Maciek Olechnowicz brawurowo wykonał dziś piosenkę "Wiara” zespołu IRA. I odniósł sukces w "Szansie na sukces”. - Zaciskaliśmy za Maćka kciuki - mówią jego koledzy z pracy.
- Najgorsze, że nie wiedziałem, czyje utwory będę śpiewał. Równie dobrze mogła to być Zdzisława Sośnicka, a ja przecież jestem rockmanem - dodaje.
Na szczęście dostał zaproszenie do programu, w której gwiazdą był zespół IRA. Musiał przygotować siedem utworów.

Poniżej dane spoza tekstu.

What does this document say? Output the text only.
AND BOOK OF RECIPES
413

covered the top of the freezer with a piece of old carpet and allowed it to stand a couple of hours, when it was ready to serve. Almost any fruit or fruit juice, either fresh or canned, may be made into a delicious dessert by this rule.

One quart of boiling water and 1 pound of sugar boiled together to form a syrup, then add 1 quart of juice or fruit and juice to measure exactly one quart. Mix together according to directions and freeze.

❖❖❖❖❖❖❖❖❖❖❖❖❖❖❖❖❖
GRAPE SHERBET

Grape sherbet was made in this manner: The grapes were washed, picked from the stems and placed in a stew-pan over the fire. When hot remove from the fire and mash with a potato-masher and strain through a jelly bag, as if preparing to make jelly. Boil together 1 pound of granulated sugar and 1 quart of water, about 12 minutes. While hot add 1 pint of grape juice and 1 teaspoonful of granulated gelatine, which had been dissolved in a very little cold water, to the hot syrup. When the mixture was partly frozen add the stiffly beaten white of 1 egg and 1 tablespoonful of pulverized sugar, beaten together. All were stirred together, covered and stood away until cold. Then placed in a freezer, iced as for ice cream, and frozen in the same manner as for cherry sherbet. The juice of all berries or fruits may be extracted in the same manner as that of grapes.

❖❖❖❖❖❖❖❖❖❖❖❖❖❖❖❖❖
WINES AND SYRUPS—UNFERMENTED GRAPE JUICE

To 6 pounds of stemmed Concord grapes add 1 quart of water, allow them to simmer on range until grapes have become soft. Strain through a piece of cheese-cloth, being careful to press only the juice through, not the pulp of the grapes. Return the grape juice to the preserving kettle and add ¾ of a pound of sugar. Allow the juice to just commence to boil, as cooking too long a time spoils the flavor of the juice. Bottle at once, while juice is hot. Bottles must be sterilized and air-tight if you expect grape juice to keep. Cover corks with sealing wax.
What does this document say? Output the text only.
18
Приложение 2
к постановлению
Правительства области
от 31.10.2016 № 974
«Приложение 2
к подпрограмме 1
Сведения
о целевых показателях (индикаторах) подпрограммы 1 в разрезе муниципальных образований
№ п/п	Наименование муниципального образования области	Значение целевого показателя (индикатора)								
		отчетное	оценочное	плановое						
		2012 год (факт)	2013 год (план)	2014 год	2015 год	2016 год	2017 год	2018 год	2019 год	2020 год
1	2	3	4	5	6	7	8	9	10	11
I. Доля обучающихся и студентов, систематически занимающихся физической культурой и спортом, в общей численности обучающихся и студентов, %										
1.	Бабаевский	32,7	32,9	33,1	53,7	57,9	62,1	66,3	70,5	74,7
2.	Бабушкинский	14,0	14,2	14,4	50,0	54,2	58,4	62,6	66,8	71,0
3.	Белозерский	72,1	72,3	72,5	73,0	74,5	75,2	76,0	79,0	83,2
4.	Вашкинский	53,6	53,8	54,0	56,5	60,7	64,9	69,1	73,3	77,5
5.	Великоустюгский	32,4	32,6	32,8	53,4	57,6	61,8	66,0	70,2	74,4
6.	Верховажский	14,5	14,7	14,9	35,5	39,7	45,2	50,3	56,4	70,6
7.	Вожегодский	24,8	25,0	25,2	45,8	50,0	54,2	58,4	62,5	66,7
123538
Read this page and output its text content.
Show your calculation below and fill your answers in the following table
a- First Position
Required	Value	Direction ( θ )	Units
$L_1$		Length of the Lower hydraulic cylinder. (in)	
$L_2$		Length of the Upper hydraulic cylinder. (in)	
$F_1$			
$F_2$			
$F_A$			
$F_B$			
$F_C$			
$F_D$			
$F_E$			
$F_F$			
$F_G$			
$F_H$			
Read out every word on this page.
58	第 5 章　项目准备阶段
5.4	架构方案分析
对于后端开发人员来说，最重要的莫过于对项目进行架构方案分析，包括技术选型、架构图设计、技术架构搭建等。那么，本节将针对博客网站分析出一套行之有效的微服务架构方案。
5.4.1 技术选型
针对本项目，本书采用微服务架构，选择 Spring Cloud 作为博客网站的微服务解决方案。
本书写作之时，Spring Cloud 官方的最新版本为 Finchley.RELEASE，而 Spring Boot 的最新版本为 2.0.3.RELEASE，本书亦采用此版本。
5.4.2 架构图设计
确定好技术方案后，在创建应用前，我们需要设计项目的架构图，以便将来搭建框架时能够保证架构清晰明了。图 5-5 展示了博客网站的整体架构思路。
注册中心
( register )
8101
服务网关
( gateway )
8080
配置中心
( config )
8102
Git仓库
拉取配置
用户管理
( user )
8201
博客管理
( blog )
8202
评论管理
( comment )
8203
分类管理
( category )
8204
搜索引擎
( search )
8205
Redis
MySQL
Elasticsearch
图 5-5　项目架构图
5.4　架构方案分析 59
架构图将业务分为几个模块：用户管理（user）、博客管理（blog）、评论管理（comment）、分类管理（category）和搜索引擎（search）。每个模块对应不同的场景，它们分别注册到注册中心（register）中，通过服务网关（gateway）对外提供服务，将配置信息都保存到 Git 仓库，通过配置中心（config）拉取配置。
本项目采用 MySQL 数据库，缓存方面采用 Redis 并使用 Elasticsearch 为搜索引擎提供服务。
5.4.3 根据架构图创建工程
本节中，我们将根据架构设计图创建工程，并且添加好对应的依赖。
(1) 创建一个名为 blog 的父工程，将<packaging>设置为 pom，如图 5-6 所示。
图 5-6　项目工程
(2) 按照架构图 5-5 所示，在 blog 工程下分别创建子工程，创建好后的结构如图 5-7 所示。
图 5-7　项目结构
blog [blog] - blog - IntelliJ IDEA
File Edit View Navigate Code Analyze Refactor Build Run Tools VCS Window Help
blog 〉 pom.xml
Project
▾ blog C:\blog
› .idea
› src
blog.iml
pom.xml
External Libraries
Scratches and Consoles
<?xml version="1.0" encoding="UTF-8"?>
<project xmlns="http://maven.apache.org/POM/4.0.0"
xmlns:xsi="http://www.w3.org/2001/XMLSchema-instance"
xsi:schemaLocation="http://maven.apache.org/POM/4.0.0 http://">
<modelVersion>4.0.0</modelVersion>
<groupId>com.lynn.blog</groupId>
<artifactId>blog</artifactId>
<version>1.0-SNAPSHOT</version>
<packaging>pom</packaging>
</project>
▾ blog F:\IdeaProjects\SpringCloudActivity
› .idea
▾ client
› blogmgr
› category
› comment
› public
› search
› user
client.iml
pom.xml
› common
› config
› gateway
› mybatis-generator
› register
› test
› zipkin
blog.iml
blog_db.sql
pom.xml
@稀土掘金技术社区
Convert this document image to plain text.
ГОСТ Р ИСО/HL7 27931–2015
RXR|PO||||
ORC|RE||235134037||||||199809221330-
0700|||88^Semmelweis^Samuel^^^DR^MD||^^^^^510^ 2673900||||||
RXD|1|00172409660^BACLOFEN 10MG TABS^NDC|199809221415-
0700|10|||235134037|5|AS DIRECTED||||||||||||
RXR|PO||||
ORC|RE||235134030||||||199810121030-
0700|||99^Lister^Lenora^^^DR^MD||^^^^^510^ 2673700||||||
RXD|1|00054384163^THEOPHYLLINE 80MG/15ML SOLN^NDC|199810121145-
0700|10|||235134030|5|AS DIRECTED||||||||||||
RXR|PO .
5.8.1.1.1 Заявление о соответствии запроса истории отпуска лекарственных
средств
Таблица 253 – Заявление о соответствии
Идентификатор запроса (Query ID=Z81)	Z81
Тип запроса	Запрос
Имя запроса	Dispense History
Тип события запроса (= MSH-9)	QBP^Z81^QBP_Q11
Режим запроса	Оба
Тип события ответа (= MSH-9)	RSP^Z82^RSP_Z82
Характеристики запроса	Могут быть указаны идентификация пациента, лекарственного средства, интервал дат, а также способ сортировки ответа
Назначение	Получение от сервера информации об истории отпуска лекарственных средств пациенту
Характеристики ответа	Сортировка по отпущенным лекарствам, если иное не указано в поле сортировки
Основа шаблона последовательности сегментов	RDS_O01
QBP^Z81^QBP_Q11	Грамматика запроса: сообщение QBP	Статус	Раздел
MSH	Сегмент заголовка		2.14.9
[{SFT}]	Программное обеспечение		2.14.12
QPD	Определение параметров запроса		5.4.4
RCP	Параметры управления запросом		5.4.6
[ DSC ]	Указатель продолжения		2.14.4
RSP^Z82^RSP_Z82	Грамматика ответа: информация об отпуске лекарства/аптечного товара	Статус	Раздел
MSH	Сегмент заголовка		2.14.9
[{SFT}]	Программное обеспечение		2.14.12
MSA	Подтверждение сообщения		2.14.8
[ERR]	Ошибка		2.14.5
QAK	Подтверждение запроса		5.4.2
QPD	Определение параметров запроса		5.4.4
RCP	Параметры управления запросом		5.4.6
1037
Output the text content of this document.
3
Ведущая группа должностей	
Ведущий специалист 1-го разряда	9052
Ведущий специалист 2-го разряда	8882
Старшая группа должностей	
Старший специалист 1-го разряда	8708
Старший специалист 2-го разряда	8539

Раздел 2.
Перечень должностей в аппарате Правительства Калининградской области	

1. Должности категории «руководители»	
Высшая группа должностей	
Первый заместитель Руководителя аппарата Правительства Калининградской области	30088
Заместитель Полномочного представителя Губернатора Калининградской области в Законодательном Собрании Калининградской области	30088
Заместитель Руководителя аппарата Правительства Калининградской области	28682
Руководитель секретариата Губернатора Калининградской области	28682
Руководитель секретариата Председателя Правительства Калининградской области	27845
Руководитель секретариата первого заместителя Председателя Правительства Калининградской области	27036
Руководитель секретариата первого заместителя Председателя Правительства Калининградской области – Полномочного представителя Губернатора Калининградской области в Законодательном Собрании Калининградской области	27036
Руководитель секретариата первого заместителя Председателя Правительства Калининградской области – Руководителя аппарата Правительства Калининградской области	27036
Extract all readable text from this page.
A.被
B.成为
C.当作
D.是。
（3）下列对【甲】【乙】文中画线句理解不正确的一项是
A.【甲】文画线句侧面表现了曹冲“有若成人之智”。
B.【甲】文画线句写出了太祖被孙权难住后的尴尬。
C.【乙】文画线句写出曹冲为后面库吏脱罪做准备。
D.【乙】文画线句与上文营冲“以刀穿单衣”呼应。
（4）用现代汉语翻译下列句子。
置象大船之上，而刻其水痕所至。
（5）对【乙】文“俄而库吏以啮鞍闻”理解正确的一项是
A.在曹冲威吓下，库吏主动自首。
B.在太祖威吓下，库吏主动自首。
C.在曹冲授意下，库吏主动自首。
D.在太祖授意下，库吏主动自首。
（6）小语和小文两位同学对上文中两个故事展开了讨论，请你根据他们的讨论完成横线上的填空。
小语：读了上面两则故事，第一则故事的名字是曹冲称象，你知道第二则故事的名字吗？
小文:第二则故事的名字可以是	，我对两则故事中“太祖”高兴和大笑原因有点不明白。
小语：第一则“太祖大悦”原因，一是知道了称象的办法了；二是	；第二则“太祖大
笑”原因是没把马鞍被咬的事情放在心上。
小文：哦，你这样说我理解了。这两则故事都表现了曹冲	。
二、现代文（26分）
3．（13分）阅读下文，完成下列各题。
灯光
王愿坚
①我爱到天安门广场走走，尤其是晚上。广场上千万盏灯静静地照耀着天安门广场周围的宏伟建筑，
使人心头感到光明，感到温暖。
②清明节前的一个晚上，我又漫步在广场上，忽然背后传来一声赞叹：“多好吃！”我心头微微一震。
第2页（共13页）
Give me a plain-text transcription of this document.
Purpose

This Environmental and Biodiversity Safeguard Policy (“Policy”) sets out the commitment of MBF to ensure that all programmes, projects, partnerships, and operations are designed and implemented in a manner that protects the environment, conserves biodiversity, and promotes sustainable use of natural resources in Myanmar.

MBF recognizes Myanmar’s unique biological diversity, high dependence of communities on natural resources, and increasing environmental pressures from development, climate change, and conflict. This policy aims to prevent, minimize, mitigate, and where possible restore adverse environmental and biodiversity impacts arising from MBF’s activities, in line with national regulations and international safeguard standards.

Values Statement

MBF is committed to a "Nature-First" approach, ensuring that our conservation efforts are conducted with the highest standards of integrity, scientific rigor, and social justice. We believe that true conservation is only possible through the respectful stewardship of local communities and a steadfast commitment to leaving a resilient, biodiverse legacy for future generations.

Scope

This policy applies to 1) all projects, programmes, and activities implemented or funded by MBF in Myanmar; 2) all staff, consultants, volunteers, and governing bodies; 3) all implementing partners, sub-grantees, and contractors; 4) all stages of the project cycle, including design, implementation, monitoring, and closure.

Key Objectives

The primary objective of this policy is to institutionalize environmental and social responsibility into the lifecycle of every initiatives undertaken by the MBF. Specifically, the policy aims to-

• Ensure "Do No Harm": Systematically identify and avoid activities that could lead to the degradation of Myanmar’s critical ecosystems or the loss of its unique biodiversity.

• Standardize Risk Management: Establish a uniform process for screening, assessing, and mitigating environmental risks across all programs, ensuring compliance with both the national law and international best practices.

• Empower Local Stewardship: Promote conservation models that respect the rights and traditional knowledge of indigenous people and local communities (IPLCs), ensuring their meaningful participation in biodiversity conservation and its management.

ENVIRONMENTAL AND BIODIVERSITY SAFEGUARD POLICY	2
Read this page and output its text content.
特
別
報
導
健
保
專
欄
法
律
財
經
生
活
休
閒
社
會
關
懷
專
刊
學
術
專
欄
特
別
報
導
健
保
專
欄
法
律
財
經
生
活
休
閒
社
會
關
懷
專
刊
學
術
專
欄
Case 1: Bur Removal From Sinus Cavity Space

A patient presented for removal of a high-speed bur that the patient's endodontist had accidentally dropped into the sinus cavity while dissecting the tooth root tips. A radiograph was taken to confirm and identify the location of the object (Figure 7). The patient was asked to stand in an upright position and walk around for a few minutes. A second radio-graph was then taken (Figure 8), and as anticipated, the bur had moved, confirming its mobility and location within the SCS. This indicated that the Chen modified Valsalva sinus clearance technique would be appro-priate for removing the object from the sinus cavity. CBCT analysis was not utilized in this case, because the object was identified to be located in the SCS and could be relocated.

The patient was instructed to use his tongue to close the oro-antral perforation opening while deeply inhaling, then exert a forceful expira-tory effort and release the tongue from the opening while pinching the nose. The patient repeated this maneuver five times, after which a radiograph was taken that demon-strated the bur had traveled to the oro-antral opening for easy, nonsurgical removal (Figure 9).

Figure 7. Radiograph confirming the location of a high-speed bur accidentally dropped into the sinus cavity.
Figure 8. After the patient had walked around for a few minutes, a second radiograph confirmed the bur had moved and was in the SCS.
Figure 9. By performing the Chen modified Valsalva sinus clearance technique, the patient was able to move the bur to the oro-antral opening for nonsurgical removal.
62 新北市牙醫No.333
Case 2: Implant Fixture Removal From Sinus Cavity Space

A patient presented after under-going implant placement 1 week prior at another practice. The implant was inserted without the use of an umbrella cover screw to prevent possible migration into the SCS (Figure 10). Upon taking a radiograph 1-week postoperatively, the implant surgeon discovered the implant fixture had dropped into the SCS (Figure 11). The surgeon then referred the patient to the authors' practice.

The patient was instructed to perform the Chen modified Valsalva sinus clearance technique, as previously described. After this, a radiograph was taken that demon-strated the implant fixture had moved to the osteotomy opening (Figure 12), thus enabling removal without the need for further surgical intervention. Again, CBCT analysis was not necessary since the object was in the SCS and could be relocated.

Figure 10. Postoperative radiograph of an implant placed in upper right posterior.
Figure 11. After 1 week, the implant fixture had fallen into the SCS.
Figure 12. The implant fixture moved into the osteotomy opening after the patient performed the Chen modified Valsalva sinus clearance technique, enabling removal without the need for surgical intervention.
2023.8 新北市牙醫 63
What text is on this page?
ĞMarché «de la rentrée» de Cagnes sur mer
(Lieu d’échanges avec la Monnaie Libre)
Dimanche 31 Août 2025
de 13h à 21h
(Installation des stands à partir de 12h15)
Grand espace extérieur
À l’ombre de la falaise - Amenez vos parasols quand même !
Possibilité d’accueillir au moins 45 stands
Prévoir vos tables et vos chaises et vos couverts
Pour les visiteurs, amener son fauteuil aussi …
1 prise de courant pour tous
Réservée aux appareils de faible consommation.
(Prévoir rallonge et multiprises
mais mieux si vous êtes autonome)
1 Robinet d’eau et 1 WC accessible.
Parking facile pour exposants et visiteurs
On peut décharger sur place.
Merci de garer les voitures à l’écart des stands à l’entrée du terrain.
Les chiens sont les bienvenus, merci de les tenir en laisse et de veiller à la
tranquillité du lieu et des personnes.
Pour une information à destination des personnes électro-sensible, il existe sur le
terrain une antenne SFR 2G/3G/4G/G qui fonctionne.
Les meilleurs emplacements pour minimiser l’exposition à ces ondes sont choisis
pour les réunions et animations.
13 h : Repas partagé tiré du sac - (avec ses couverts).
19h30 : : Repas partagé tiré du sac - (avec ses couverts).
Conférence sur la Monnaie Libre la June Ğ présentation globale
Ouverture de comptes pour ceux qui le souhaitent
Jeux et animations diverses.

- Najpierw była próba z mikrofonem, a po niej zaczął się program. Okazało się, że będę występował ostatni - opowiada świdniczanin. Nagranie trwało 7 godzin.
Teraz Maciek wraz ze swoim zespołem pracuje nad nowym materiałem. I nad nazwą zespołu, bo grupa jeszcze nie ma oficjalnej nazwy.
- "Szansa” dała mi taką pozytywną iskrę do pracy. Planujemy koncerty w plenerze. Mam nadzieję, że zostanę zaproszony do finału "Szansy na sukces” w Sali Kongresowej - dodaje.
Przygodę ze śpiewaniem Maciek rozpoczął jako sześciolatek w dziecięcym zespole wokalnym. Ma za sobą Państwową Szkołę Muzyczną I stopnia w Świdniku, gdzie uczył się gry na gitarze. W czasach licealnych śpiewał w zespołach: Prorock, OIOM i HEDERS. Po ogólniaku wybrał Politechnikę Lubelską. Ukończył budownictwo.
- Trzeba mieć normalny zawód, z czegoś żyć, a grać raczej hobbystycznie. Takie są realia w Polsce, że ten zawód to ciężki chleb - mówi Maciek. Tuż po studiach zaczął pracę w świdnickim Urzędzie Miasta. Odpowiada tam za proces przygotowania inwestycji.
- Jest rzetelny, otwarty i bardzo koleżeński. Pracuje śpiewająco. Trzymaliśmy za niego kciuki - cieszy się Magdalena Kurowska, naczelnik Wydziału Infrastruktury Komunalnej i Inwestycji, jego bezpośrednia przełożona.